In any case what I do need is a plan for next year if I say, go for the staging and 5 weeks training St. Lucia, and then when it comes to swearing in (assuming I am approved)opt out and come home on my own dime.

What is necessary for my sanity is a plan for what happens when I then come back. I have worked out a schedule, much as I have thought of my life in schedules up to now.

Sunday -

8-9 - ?St. Lukes

9-11:30 - PCAC (class and weights)

11:30 - 12:30 - MARTA to Parkwood Lane

Afternoon - music lessons and tutoring for Marti, homework for Jay

Monday

am - PCAC

12-2 - Greyhound to Rome

3-5 - YMCA - Bimonthly trainer for Phoebe

5 - 10 Some kind of volunteer work with Phoebe at agencies I would tray to make arrangements with. (I may be dreaming, but would try) Could be the library, one of the two medical centers, the Housing Authority itself, a nearby nursing home. thd food bank.
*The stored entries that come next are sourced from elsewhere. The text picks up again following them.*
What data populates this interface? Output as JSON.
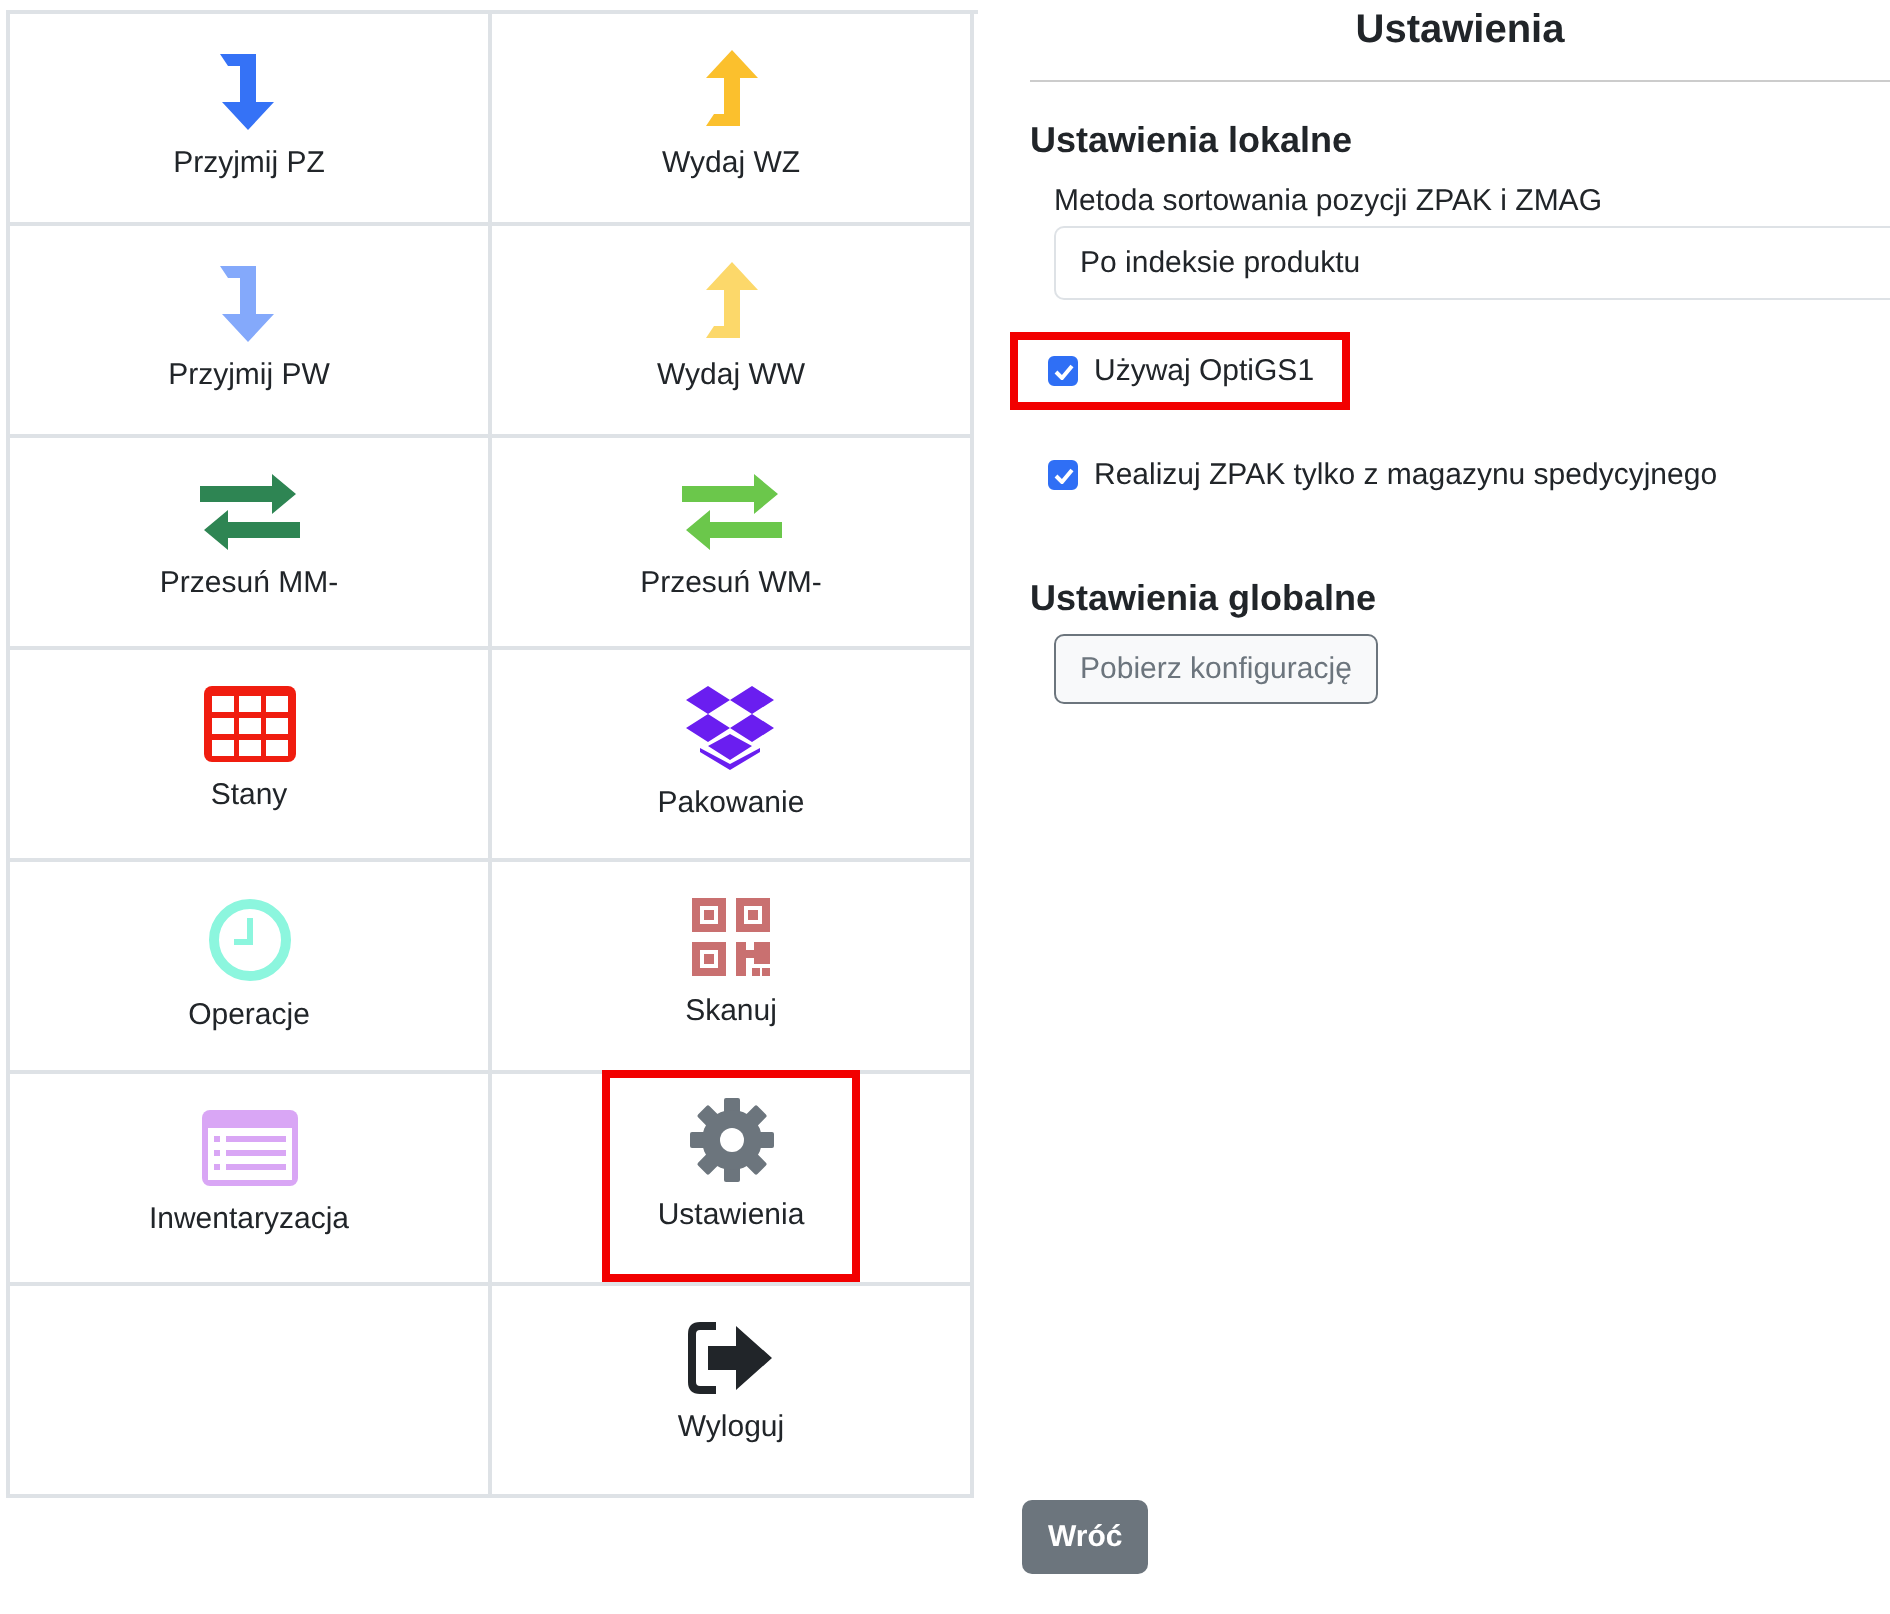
{
  "tiles": [
    {
      "label": "Przyjmij PZ",
      "kind": "arrow-down",
      "color": "#3572f6",
      "highlighted": false
    },
    {
      "label": "Wydaj WZ",
      "kind": "arrow-up",
      "color": "#fbc02d",
      "highlighted": false
    },
    {
      "label": "Przyjmij PW",
      "kind": "arrow-down",
      "color": "#84a9fb",
      "highlighted": false
    },
    {
      "label": "Wydaj WW",
      "kind": "arrow-up",
      "color": "#fcd86a",
      "highlighted": false
    },
    {
      "label": "Przesuń MM-",
      "kind": "swap",
      "color": "#2e8553",
      "highlighted": false
    },
    {
      "label": "Przesuń WM-",
      "kind": "swap",
      "color": "#6bc74b",
      "highlighted": false
    },
    {
      "label": "Stany",
      "kind": "table",
      "color": "#f01d0f",
      "highlighted": false
    },
    {
      "label": "Pakowanie",
      "kind": "boxes",
      "color": "#6a1ef0",
      "highlighted": false
    },
    {
      "label": "Operacje",
      "kind": "clock",
      "color": "#8cf6de",
      "highlighted": false
    },
    {
      "label": "Skanuj",
      "kind": "qr",
      "color": "#c97070",
      "highlighted": false
    },
    {
      "label": "Inwentaryzacja",
      "kind": "list",
      "color": "#d9a6f5",
      "highlighted": false
    },
    {
      "label": "Ustawienia",
      "kind": "gear",
      "color": "#6c757d",
      "highlighted": true
    },
    {
      "kind": "empty"
    },
    {
      "label": "Wyloguj",
      "kind": "logout",
      "color": "#212529",
      "highlighted": false
    }
  ],
  "settings": {
    "title": "Ustawienia",
    "local_heading": "Ustawienia lokalne",
    "sort_label": "Metoda sortowania pozycji ZPAK i ZMAG",
    "sort_value": "Po indeksie produktu",
    "options": [
      {
        "label": "Używaj OptiGS1",
        "checked": true,
        "highlighted": true
      },
      {
        "label": "Realizuj ZPAK tylko z magazynu spedycyjnego",
        "checked": true,
        "highlighted": false
      }
    ],
    "global_heading": "Ustawienia globalne",
    "fetch_button": "Pobierz konfigurację"
  },
  "back_button": "Wróć"
}
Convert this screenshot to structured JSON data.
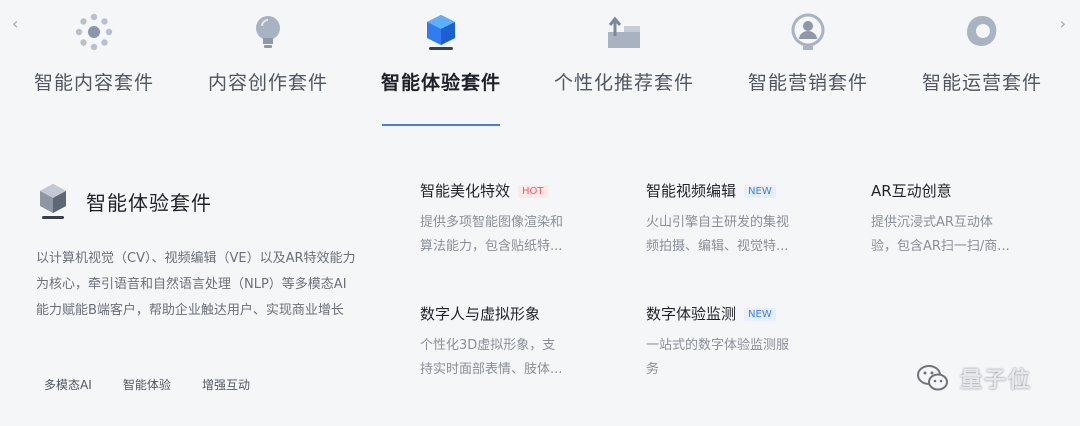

Tuesday YMCA - am - work out pm GED studies for Phoebe at which I would participate pm later - volunteer work or flea market (I could take a suitcase of dolls each week and see if I could teach Phoebe to sell them. Actually, the intent would not really be to sell them, but to have a venue to display them.) Wednesday

Thursday same

Friday 10-12 Bus to Atlanta pm - PCAC pm - help with Marti and Jay and spend the night

Saturday am - PCAC pm - High Museum, Botanical Gardens, or something like that pm - a play

If you can just support me in this, let me talk about it, and try to build some enthusiam that will take me out of this depression I would be so very grateful.

I have no sense of guilt of taking what is essentially a six weeks sunny vacation at government expense. I will meet some interesting people and see another part of the world. It is the "coming back" that I want to focus on. I know you do not think that I should try to do something for Phoebe, but my guilt about Phoebe is overwhelming. Surely I can manage this time given the resources of Rome...if I am up there full time to manage things.


Here, left to right are Bartling, Elizabeth Carr, on her own retirement earlier this year, and Matthews, smirking. I think that I really must hate these men, whkle there is not reason to do so. Maybe Matthews did all that he could do under the circumstances last spring to help me. I know that he does not know that patronizing hurts me so much. Of course Bartling is a terrific success at what he does and the pharmacy school owes much of its recent success to these two men.